我一直在研究的解决方案是 tf.while_loop,但我觉得它不合适。除了我提出的解决方案之外,还有其他方法吗?
这是一个关于属于 5 类
的随机数的朴素数据集的示例
import tensorflow as tf
import numpy as np
dataset = np.array([(np.random.rand(), i/20) for i in range(100)])
dataset = tf.data.Dataset.from_tensor_slices(dataset)
dataset = dataset.shuffle(100)
iterator = dataset.make_one_shot_iterator()
a = iterator.get_next()
b = iterator.get_next()
loop_vars = [a, b]
def cond(a, b):
l1 = tf.gather(a, 1)
l2 = tf.gather(b, 1)
return tf.equal(l1, l2)
def body(a, b):
a = iterator.get_next()
b = iterator.get_next()
return a, b
loop = tf.while_loop(cond, body, loop_vars)
with tf.Session() as sess:
for i in range(10):
values = sess.run([loop])
print values
谢谢:)
我不太清楚你想做什么,但是如果你有两个 tf.data.Dataset
对象并且你想从它们中随机抽样,你可以做类似下面的事情(注意这将需要升级到 tf-nightly
包或等待 TensorFlow 1.9 发布):
# Define two datasets with the same structure but different values, to represent
# the different inputs. Using dummy data (a dataset of '1's and a dataset of '2's)
# to make the example clearer.
dataset_1 = tf.data.Dataset.from_tensors(1).repeat(None)

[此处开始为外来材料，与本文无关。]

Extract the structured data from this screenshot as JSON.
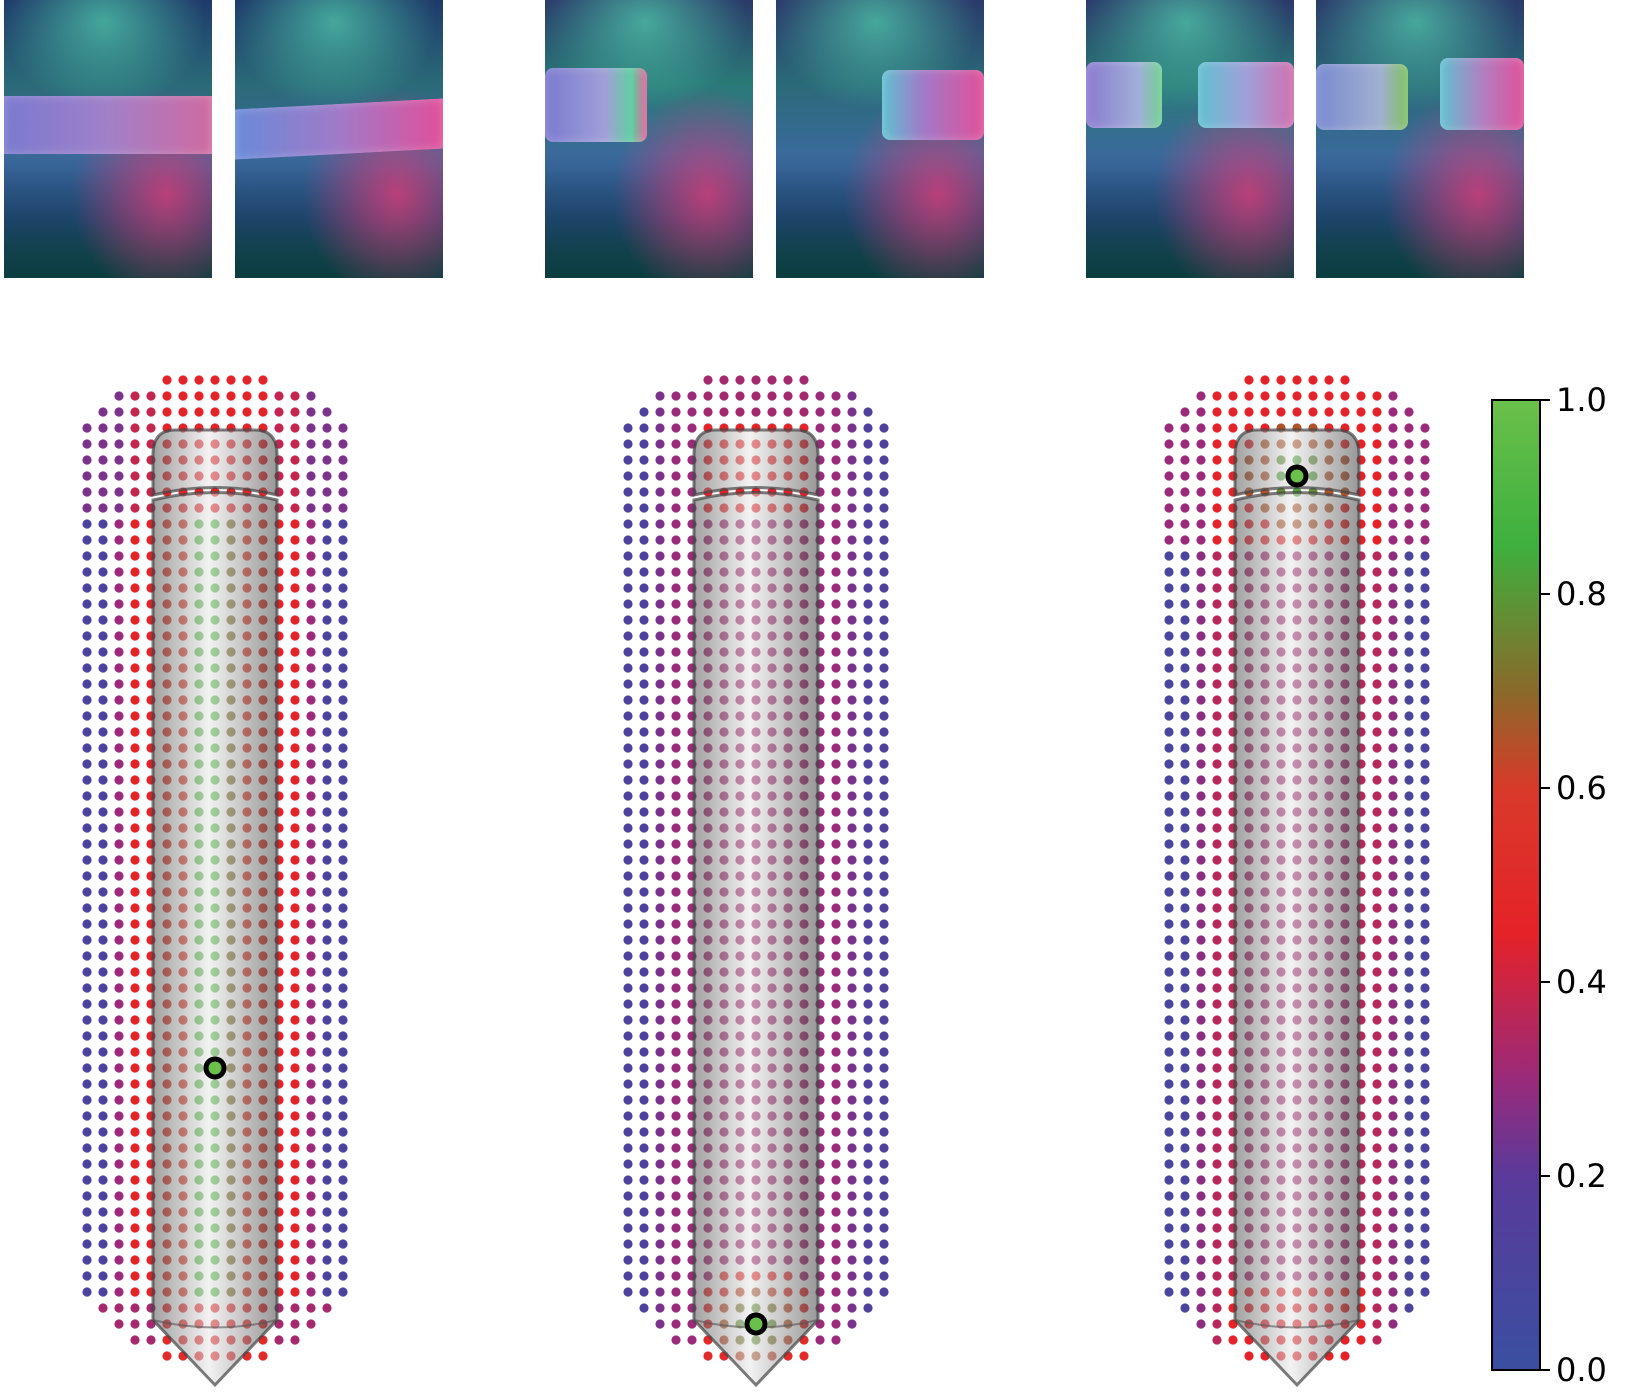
{
  "thumbnails": [
    {
      "id": "pair-1-left",
      "contact": "band"
    },
    {
      "id": "pair-1-right",
      "contact": "band-tilted"
    },
    {
      "id": "pair-2-left",
      "contact": "left-block"
    },
    {
      "id": "pair-2-right",
      "contact": "right-block"
    },
    {
      "id": "pair-3-left",
      "contact": "two-blocks"
    },
    {
      "id": "pair-3-right",
      "contact": "two-blocks"
    }
  ],
  "probability_maps": [
    {
      "id": "map-1",
      "pattern": "center-line",
      "marker_row_fraction": 0.7
    },
    {
      "id": "map-2",
      "pattern": "tip",
      "marker_row_fraction": 0.97
    },
    {
      "id": "map-3",
      "pattern": "cap",
      "marker_row_fraction": 0.1
    }
  ],
  "colorbar": {
    "ticks": [
      "1.0",
      "0.8",
      "0.6",
      "0.4",
      "0.2",
      "0.0"
    ],
    "stops": [
      {
        "value": 0.0,
        "color": "#3a4fa0"
      },
      {
        "value": 0.2,
        "color": "#5a3a9a"
      },
      {
        "value": 0.3,
        "color": "#9a2a7a"
      },
      {
        "value": 0.45,
        "color": "#e52228"
      },
      {
        "value": 0.6,
        "color": "#d83a2a"
      },
      {
        "value": 0.7,
        "color": "#8a6a2a"
      },
      {
        "value": 0.85,
        "color": "#3eb03e"
      },
      {
        "value": 1.0,
        "color": "#6ac04a"
      }
    ]
  }
}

dataset_2 = tf.data.Dataset.from_tensors(2).repeat(None)
merged_dataset = tf.contrib.data.sample_from_datasets([dataset_1, dataset_2])
merged_dataset = merged_dataset.batch(2) # Get two elements at a time.

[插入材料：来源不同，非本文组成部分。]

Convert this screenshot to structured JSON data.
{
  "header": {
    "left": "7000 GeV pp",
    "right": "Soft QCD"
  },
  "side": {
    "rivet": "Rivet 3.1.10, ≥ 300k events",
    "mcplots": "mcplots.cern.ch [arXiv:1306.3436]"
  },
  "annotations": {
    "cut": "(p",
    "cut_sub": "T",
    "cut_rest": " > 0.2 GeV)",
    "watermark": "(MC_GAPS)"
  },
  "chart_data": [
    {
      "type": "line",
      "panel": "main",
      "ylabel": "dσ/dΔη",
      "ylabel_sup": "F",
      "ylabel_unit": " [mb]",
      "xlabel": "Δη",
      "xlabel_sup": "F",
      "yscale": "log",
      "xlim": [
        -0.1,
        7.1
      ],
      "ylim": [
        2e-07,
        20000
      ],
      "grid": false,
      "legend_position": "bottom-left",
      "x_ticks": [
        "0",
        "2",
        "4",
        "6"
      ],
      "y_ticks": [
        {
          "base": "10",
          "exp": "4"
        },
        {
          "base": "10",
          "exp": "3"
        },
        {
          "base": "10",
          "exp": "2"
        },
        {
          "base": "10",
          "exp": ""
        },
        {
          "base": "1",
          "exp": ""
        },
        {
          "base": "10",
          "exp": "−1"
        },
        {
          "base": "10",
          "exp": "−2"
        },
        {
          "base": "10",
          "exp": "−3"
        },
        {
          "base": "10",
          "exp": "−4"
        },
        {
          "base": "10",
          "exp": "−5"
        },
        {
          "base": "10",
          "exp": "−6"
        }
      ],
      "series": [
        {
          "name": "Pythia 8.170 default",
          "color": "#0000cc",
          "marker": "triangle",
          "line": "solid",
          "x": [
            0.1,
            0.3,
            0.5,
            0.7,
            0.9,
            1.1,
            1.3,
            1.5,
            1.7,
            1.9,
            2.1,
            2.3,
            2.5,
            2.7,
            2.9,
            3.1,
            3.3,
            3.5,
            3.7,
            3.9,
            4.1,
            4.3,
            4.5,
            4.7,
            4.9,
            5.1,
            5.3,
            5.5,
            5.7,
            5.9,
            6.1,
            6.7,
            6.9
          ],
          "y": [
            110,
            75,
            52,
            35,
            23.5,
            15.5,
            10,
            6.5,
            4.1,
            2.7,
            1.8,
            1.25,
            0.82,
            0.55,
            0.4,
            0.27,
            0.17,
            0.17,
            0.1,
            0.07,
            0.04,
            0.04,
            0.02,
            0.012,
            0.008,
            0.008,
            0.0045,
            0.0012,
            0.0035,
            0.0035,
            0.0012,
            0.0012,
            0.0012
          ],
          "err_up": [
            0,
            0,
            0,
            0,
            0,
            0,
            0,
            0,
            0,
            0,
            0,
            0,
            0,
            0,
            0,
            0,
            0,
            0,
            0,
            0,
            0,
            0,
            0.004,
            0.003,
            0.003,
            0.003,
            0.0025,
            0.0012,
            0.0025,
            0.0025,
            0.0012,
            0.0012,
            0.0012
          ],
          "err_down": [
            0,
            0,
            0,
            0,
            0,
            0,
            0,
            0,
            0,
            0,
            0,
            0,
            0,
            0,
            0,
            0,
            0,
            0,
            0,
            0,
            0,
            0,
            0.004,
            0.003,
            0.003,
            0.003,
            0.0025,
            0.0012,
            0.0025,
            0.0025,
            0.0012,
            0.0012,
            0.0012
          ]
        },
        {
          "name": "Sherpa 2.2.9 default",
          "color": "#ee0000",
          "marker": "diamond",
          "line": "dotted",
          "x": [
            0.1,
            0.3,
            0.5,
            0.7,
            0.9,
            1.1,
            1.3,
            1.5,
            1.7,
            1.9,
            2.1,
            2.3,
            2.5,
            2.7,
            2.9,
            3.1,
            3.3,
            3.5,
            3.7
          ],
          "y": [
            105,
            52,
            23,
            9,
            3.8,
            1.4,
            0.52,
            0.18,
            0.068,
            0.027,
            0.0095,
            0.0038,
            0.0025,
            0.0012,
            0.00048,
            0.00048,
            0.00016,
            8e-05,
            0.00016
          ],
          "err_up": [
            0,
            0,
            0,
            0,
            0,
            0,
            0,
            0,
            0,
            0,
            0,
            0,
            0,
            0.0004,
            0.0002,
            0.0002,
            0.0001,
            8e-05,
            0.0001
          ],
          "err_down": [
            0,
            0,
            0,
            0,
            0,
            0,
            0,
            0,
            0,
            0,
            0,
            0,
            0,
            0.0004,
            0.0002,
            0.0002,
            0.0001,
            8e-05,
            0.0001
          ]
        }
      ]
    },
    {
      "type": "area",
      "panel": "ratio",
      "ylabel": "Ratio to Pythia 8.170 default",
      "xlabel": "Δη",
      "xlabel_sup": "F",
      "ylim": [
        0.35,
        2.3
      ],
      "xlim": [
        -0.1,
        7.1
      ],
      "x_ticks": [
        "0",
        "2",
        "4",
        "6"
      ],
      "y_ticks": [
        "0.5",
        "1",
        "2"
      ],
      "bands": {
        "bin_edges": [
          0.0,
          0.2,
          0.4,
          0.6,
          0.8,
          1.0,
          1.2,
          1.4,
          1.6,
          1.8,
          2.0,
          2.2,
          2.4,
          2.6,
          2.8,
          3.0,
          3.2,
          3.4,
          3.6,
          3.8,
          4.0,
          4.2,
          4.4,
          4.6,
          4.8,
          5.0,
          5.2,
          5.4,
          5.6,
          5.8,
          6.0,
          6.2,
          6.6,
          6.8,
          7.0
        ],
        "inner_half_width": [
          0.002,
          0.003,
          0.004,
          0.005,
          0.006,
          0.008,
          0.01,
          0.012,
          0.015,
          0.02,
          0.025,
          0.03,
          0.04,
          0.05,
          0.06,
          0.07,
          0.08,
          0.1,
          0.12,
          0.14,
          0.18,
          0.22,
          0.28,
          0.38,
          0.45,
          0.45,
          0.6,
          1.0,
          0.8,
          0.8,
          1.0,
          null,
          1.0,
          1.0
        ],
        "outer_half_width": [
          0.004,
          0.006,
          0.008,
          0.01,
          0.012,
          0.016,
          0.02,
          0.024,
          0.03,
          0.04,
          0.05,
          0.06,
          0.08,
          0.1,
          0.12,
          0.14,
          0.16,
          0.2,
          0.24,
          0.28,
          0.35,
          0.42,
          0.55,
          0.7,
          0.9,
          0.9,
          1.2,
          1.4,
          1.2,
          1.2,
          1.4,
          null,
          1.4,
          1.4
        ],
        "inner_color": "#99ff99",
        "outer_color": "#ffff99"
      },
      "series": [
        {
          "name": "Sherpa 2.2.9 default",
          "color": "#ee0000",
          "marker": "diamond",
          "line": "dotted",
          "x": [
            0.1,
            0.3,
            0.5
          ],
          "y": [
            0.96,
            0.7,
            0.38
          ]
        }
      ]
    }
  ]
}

iterator = merged_dataset.make_one_shot_iterator()
next_element = iterator.get_next()
with tf.Session() as sess:
for i in range(10):
values = sess.run([next_element])
print values
# Prints:
# [array([1, 2], dtype=int32)]
# [array([1, 2], dtype=int32)]
# [array([2, 1], dtype=int32)]
# [array([1, 2], dtype=int32)]
# [array([1, 1], dtype=int32)]
# [array([2, 2], dtype=int32)]
# [array([2, 2], dtype=int32)]
# [array([1, 1], dtype=int32)]
# [array([2, 2], dtype=int32)]
# [array([2, 2], dtype=int32)]
如果要确保元素不是来自同一个 class,可以使用将 weights
参数指定给 tf.contrib.data.sample_from_datasets()
的功能,它可以是 Dataset
的(在本例中为 one-hot)分布,如下:
import tensorflow as tf
NUM_CLASSES = 5
NUM_DISTINCT = 2
datasets = [tf.data.Dataset.from_tensors(i).repeat(None)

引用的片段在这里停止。